Physical stability of moisture‐sensitive tablets stored in a canister or as a unit‐dose

Background Knowledge about the long‐term stability of tablets outside the original container, e.g. as unit‐doses, is limited. This leaves the pharmacist with the dilemma of seeking improved patient safety by use of unit‐doses on one side, versus the lack of knowledge about the stability of the repackaged drug on the other. Aim To screen the physical stability of moisture‐sensitive repackaged tablets to identify those with the need for further chemical stability testing. Method The physical stability of commercially available tablets (16 products) was investigated after 6 months of storage at ambient conditions in canisters for unit‐dose production and after 3 months of storage as unit‐doses in a climate chamber at 25°C/60% relative humidity (RH). Changes in appearance, colour and mass were investigated in addition to changes in disintegration time, friability and resistance to crushing. Results The appearance and results of the physical tests for all products were acceptable and within the requirements of the European Pharmacopoeia, except for sodium valproate enteric‐coated tablets (Orfiril).
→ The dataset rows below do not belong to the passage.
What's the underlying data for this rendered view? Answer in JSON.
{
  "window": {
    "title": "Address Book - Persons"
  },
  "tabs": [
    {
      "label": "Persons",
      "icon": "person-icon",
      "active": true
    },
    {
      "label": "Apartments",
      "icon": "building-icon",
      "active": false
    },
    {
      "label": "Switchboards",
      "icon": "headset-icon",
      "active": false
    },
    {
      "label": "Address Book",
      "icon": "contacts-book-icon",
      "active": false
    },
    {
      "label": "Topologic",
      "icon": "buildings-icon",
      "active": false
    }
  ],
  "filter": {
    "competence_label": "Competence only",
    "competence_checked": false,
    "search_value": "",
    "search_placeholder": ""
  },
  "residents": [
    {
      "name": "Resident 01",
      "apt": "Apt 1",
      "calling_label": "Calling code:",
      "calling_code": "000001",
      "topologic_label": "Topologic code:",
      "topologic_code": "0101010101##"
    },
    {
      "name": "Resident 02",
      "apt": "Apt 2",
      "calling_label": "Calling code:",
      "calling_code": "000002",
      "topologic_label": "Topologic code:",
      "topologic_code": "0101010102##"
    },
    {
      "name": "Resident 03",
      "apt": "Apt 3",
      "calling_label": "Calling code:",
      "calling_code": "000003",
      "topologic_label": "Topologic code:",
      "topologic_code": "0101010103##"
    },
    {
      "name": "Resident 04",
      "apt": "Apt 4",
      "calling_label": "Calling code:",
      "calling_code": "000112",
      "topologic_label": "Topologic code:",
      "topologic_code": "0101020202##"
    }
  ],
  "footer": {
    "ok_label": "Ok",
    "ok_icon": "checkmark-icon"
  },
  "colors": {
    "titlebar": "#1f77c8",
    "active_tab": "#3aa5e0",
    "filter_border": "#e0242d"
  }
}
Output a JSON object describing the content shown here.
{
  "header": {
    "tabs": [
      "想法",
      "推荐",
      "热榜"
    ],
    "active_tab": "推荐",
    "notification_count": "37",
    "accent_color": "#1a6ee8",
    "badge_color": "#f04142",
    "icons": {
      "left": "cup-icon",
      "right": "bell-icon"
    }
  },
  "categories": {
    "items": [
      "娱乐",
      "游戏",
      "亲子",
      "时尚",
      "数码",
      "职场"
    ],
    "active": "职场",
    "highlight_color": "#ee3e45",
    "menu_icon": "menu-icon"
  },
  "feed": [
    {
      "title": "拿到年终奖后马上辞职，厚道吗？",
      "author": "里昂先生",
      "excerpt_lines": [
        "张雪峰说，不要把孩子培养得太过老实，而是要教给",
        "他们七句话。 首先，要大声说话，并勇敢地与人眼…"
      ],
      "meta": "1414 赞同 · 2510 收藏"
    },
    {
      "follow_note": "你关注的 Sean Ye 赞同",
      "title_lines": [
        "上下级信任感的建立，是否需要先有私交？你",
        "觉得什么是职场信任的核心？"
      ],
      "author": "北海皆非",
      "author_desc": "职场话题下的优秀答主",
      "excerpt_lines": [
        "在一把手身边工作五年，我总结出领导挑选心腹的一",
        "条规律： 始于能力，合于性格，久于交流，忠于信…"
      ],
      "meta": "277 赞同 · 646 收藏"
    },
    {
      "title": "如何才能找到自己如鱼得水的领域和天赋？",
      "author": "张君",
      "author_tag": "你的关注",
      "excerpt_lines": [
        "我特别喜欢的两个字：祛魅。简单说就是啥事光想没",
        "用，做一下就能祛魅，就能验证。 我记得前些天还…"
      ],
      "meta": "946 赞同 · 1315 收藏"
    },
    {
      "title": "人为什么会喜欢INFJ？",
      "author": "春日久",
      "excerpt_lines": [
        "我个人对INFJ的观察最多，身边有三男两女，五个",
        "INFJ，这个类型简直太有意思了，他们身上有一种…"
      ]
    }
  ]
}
These tablets were significantly altered after 3 months of storage as unit‐doses at 25°C/60% RH. However, when stored at ambient conditions the tablets complied with the tests. Conclusions The current study was a screening study limited to the investigation of the physical stability of a selection of moisture‐sensitive repackaged tablets. However, although the physical stability is acceptable, the chemical stability and dissolution rate may be altered. The physical tests outlined are simple but could be suitable for selecting candidates for further chemical stability testing.